Langevin Letter Addresses Export Controls on Cybersecurity Software

Jul 20, 2015 Issues: Cybersecurity

Congressman Jim Langevin (D-RI), a senior member of the House Committee on Homeland Security and its Subcommittee on Cybersecurity, Infrastructure Protection and Security Technologies, submitted public comments to the Bureau of Industry and Security (BIS) at the Department of Commerce in regard to the Wassenaar Arrangement on international export controls.

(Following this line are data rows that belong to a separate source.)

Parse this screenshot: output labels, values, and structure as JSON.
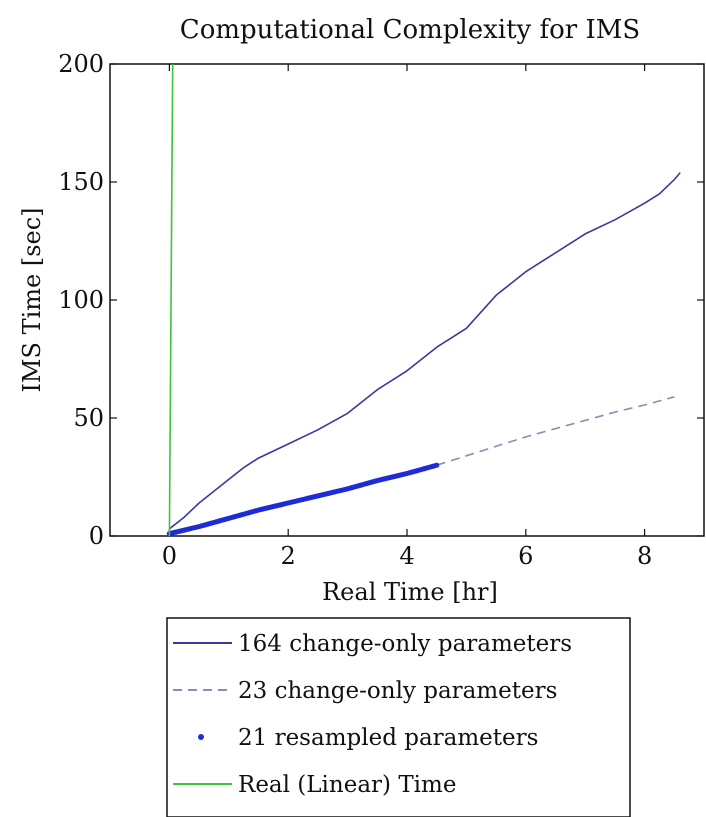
{
  "chart_data": {
    "type": "line",
    "title": "Computational Complexity for IMS",
    "xlabel": "Real Time [hr]",
    "ylabel": "IMS Time [sec]",
    "xlim": [
      -1,
      9
    ],
    "ylim": [
      0,
      200
    ],
    "xticks": [
      0,
      2,
      4,
      6,
      8
    ],
    "yticks": [
      0,
      50,
      100,
      150,
      200
    ],
    "grid": false,
    "legend_position": "below-plot",
    "series": [
      {
        "name": "164 change-only parameters",
        "style": "solid",
        "color": "#3a3a9e",
        "x": [
          0,
          0.25,
          0.5,
          0.75,
          1,
          1.25,
          1.5,
          2,
          2.5,
          3,
          3.5,
          4,
          4.5,
          4.75,
          5,
          5.5,
          6,
          6.5,
          7,
          7.5,
          8,
          8.25,
          8.5,
          8.6
        ],
        "y": [
          3,
          8,
          14,
          19,
          24,
          29,
          33,
          39,
          45,
          52,
          62,
          70,
          80,
          84,
          88,
          102,
          112,
          120,
          128,
          134,
          141,
          145,
          151,
          154
        ]
      },
      {
        "name": "23 change-only parameters",
        "style": "dashed",
        "color": "#8a8ab8",
        "x": [
          4.5,
          5,
          5.5,
          6,
          6.5,
          7,
          7.5,
          8,
          8.5
        ],
        "y": [
          30,
          34,
          38,
          42,
          45.5,
          49,
          52.5,
          55.5,
          59
        ]
      },
      {
        "name": "21 resampled parameters",
        "style": "markers",
        "color": "#1f2bd6",
        "x": [
          0,
          0.5,
          1,
          1.5,
          2,
          2.5,
          3,
          3.5,
          4,
          4.5
        ],
        "y": [
          1,
          4,
          7.5,
          11,
          14,
          17,
          20,
          23.5,
          26.5,
          30
        ]
      },
      {
        "name": "Real (Linear) Time",
        "style": "solid",
        "color": "#3cc43c",
        "x": [
          0,
          0.0556
        ],
        "y": [
          0,
          200
        ]
      }
    ]
  },
  "colors": {
    "axis": "#111111",
    "background": "#ffffff"
  }
}
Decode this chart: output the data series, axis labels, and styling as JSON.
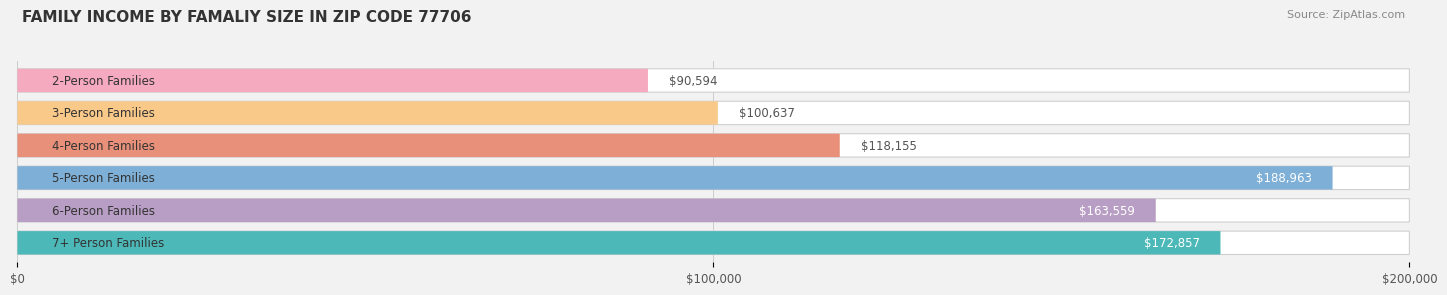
{
  "title": "FAMILY INCOME BY FAMALIY SIZE IN ZIP CODE 77706",
  "source": "Source: ZipAtlas.com",
  "categories": [
    "2-Person Families",
    "3-Person Families",
    "4-Person Families",
    "5-Person Families",
    "6-Person Families",
    "7+ Person Families"
  ],
  "values": [
    90594,
    100637,
    118155,
    188963,
    163559,
    172857
  ],
  "labels": [
    "$90,594",
    "$100,637",
    "$118,155",
    "$188,963",
    "$163,559",
    "$172,857"
  ],
  "bar_colors": [
    "#f5aabf",
    "#f9c98a",
    "#e8907a",
    "#7eafd6",
    "#b89ec4",
    "#4db8b8"
  ],
  "label_inside": [
    false,
    false,
    false,
    true,
    true,
    true
  ],
  "background_color": "#f2f2f2",
  "xlim": [
    0,
    200000
  ],
  "xticks": [
    0,
    100000,
    200000
  ],
  "xticklabels": [
    "$0",
    "$100,000",
    "$200,000"
  ],
  "bar_height": 0.72,
  "title_fontsize": 11,
  "label_fontsize": 8.5,
  "category_fontsize": 8.5,
  "tick_fontsize": 8.5,
  "source_fontsize": 8
}
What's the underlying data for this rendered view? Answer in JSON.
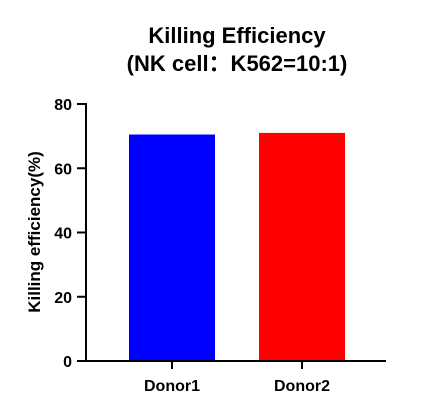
{
  "chart_data": {
    "type": "bar",
    "title_lines": [
      "Killing Efficiency",
      "(NK cell：K562=10:1)"
    ],
    "xlabel": "",
    "ylabel": "Killing efficiency(%)",
    "categories": [
      "Donor1",
      "Donor2"
    ],
    "values": [
      70.5,
      71
    ],
    "colors": [
      "#0000ff",
      "#ff0000"
    ],
    "ylim": [
      0,
      80
    ],
    "yticks": [
      0,
      20,
      40,
      60,
      80
    ],
    "grid": false,
    "legend": "none"
  }
}
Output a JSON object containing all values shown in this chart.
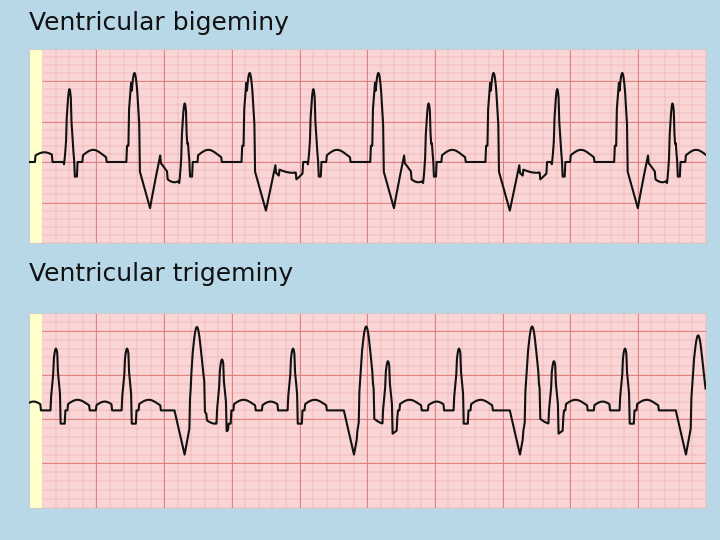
{
  "bg_color": "#b8d8e8",
  "ecg_bg_color": "#f9d5d5",
  "grid_minor_color": "#e8a0a0",
  "grid_major_color": "#e08080",
  "title1": "Ventricular bigeminy",
  "title2": "Ventricular trigeminy",
  "title_fontsize": 18,
  "title_color": "#111111",
  "line_color": "#111111",
  "line_width": 1.5,
  "panel_border_color": "#cccccc",
  "left_strip_color": "#ffffcc"
}
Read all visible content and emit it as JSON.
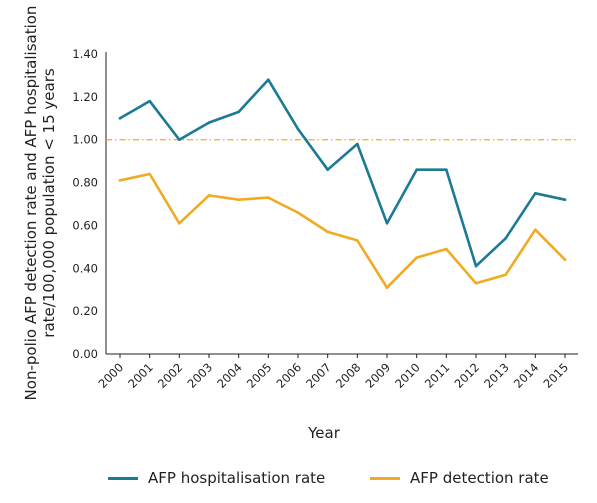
{
  "chart_data": {
    "type": "line",
    "categories": [
      "2000",
      "2001",
      "2002",
      "2003",
      "2004",
      "2005",
      "2006",
      "2007",
      "2008",
      "2009",
      "2010",
      "2011",
      "2012",
      "2013",
      "2014",
      "2015"
    ],
    "series": [
      {
        "name": "AFP hospitalisation rate",
        "color": "#1b7a94",
        "values": [
          1.1,
          1.18,
          1.0,
          1.08,
          1.13,
          1.28,
          1.05,
          0.86,
          0.98,
          0.61,
          0.86,
          0.86,
          0.41,
          0.54,
          0.75,
          0.72
        ]
      },
      {
        "name": "AFP detection rate",
        "color": "#f0ab23",
        "values": [
          0.81,
          0.84,
          0.61,
          0.74,
          0.72,
          0.73,
          0.66,
          0.57,
          0.53,
          0.31,
          0.45,
          0.49,
          0.33,
          0.37,
          0.58,
          0.44
        ]
      }
    ],
    "reference_line": {
      "value": 1.0,
      "style": "dash-dot",
      "color": "#f0ab23"
    },
    "y_ticks": [
      "0.00",
      "0.20",
      "0.40",
      "0.60",
      "0.80",
      "1.00",
      "1.20",
      "1.40"
    ],
    "xlabel": "Year",
    "ylabel_line1": "Non-polio AFP detection rate and AFP hospitalisation",
    "ylabel_line2": "rate/100,000 population < 15 years",
    "ylim": [
      0,
      1.4
    ],
    "grid": false,
    "legend_position": "bottom"
  }
}
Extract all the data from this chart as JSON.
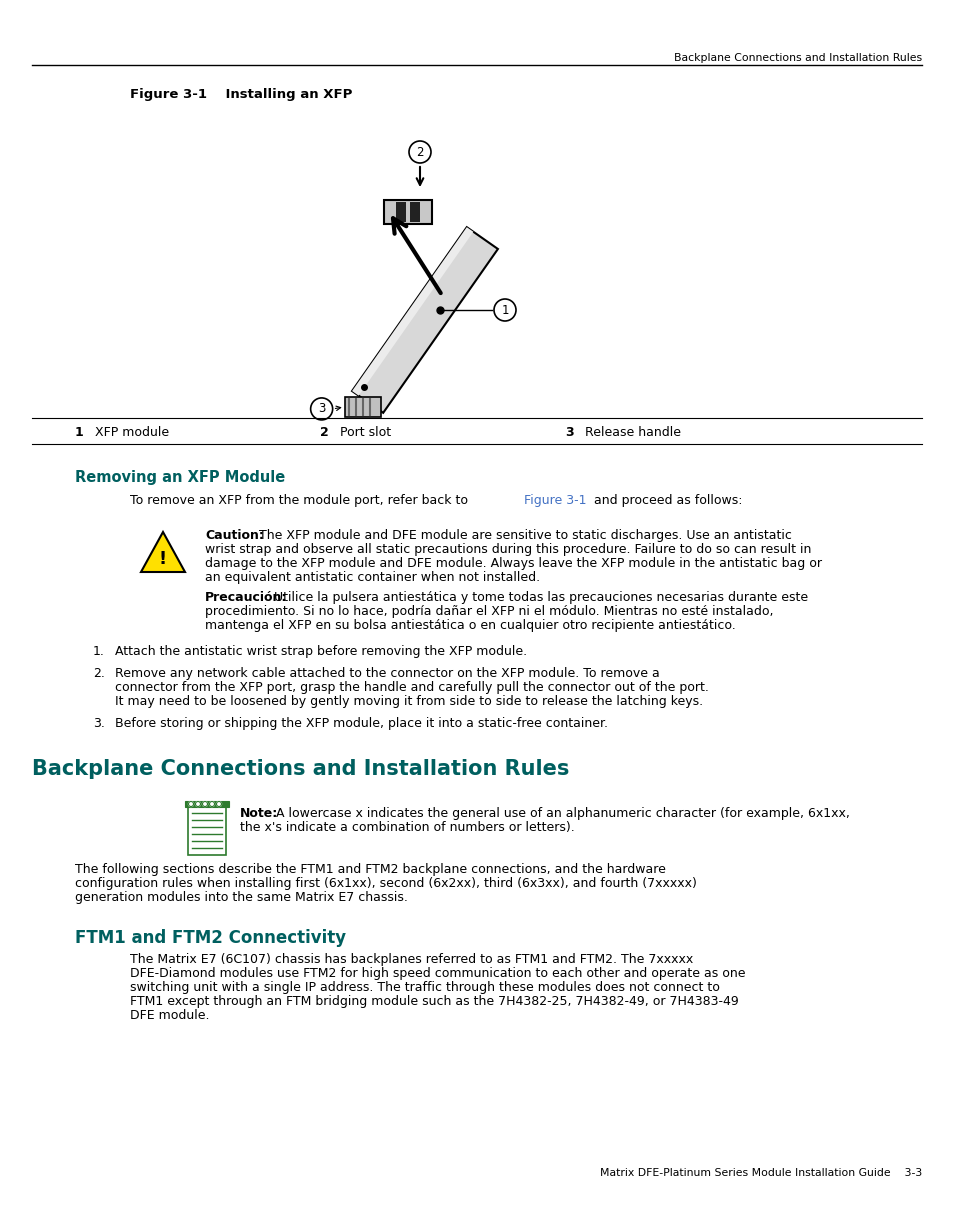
{
  "page_bg": "#ffffff",
  "header_text": "Backplane Connections and Installation Rules",
  "figure_label": "Figure 3-1    Installing an XFP",
  "legend_items": [
    {
      "num": "1",
      "label": "XFP module"
    },
    {
      "num": "2",
      "label": "Port slot"
    },
    {
      "num": "3",
      "label": "Release handle"
    }
  ],
  "section1_title": "Removing an XFP Module",
  "caution_bold": "Caution:",
  "caution_rest": " The XFP module and DFE module are sensitive to static discharges. Use an antistatic",
  "caution_line2": "wrist strap and observe all static precautions during this procedure. Failure to do so can result in",
  "caution_line3": "damage to the XFP module and DFE module. Always leave the XFP module in the antistatic bag or",
  "caution_line4": "an equivalent antistatic container when not installed.",
  "precaucion_bold": "Precaución:",
  "precaucion_rest": " Utilice la pulsera antiestática y tome todas las precauciones necesarias durante este",
  "precaucion_line2": "procedimiento. Si no lo hace, podría dañar el XFP ni el módulo. Mientras no esté instalado,",
  "precaucion_line3": "mantenga el XFP en su bolsa antiestática o en cualquier otro recipiente antiestático.",
  "step1": "Attach the antistatic wrist strap before removing the XFP module.",
  "step2a": "Remove any network cable attached to the connector on the XFP module. To remove a",
  "step2b": "connector from the XFP port, grasp the handle and carefully pull the connector out of the port.",
  "step2c": "It may need to be loosened by gently moving it from side to side to release the latching keys.",
  "step3": "Before storing or shipping the XFP module, place it into a static-free container.",
  "section2_title": "Backplane Connections and Installation Rules",
  "note_bold": "Note:",
  "note_rest": " A lowercase x indicates the general use of an alphanumeric character (for example, 6x1xx,",
  "note_line2": "the x's indicate a combination of numbers or letters).",
  "s2body1": "The following sections describe the FTM1 and FTM2 backplane connections, and the hardware",
  "s2body2": "configuration rules when installing first (6x1xx), second (6x2xx), third (6x3xx), and fourth (7xxxxx)",
  "s2body3": "generation modules into the same Matrix E7 chassis.",
  "section3_title": "FTM1 and FTM2 Connectivity",
  "s3body1": "The Matrix E7 (6C107) chassis has backplanes referred to as FTM1 and FTM2. The 7xxxxx",
  "s3body2": "DFE-Diamond modules use FTM2 for high speed communication to each other and operate as one",
  "s3body3": "switching unit with a single IP address. The traffic through these modules does not connect to",
  "s3body4": "FTM1 except through an FTM bridging module such as the 7H4382-25, 7H4382-49, or 7H4383-49",
  "s3body5": "DFE module.",
  "footer_text": "Matrix DFE-Platinum Series Module Installation Guide    3-3",
  "teal_color": "#005f5f",
  "blue_link_color": "#4472C4",
  "green_color": "#2d7a2d",
  "body_fs": 9.0,
  "small_fs": 7.8
}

The proposed rule, issued on May 20, would govern the export of “intrusion software,” which was added to the list of controlled technologies by the Wassenaar Arrangement Plenary in 2013.

While the intent of the rule is to keep hacking tools out of the hands of malicious actors, Langevin believes BIS’s implementation of the controls is too broad and could therefore restrict research and slow the disclosure of vulnerabilities.

“We have seen time and again the havoc wreaked by data breaches and malicious hacks, and I appreciate the intent of the BIS to narrowly target offensive hacking tools and keep them from criminal organizations or repressive regimes,” said Langevin, who also co-chairs the Congressional Cybersecurity Caucus. “However, the proposed rule could have unintended consequences, negatively impacting a number of products that are solely intended for research. The change would draw a misguided line between offensive and defensive cyber tools, and I fear it would weaken our nation’s cybersecurity and overall national security posture.”

In particular, by presumptively preventing export of tools with zero-day and rootkit capabilities, the proposed rule would impair the comprehensive testing of risk management frameworks and the overall evaluation of cybersecurity. The proposal would also apply the United States’ “deemed export” regime to intrusion software and, as a result, could impede research and disrupt the entire reporting ecosystem. Even sharing vulnerabilities within a company could require licensing if a foreign national would come into possession of the exploit, and American companies with international affiliates would be more open to attack.

“Reasonable export controls are absolutely necessary, but in the best interest of our national security and the security of all the Wassenaar Arrangement’s participating states, I believe the proposed rule must be more narrowly targeted to ensure the timely disclosure of vulnerabilities and support for the robust cybersecurity research we need,” Langevin said. The submittal, which was also signed by Congressman David Schweikert (R-AZ), Congressman Ted Lieu (D-CA) and Committee on Homeland Security Chairman Michael McCaul (R-TX), calls for BIS to issue an additional draft rule for comment before finalizing any regulation. BIS has already held the comment period open for an additional 30 days due to concerns raised by private and academic stakeholders.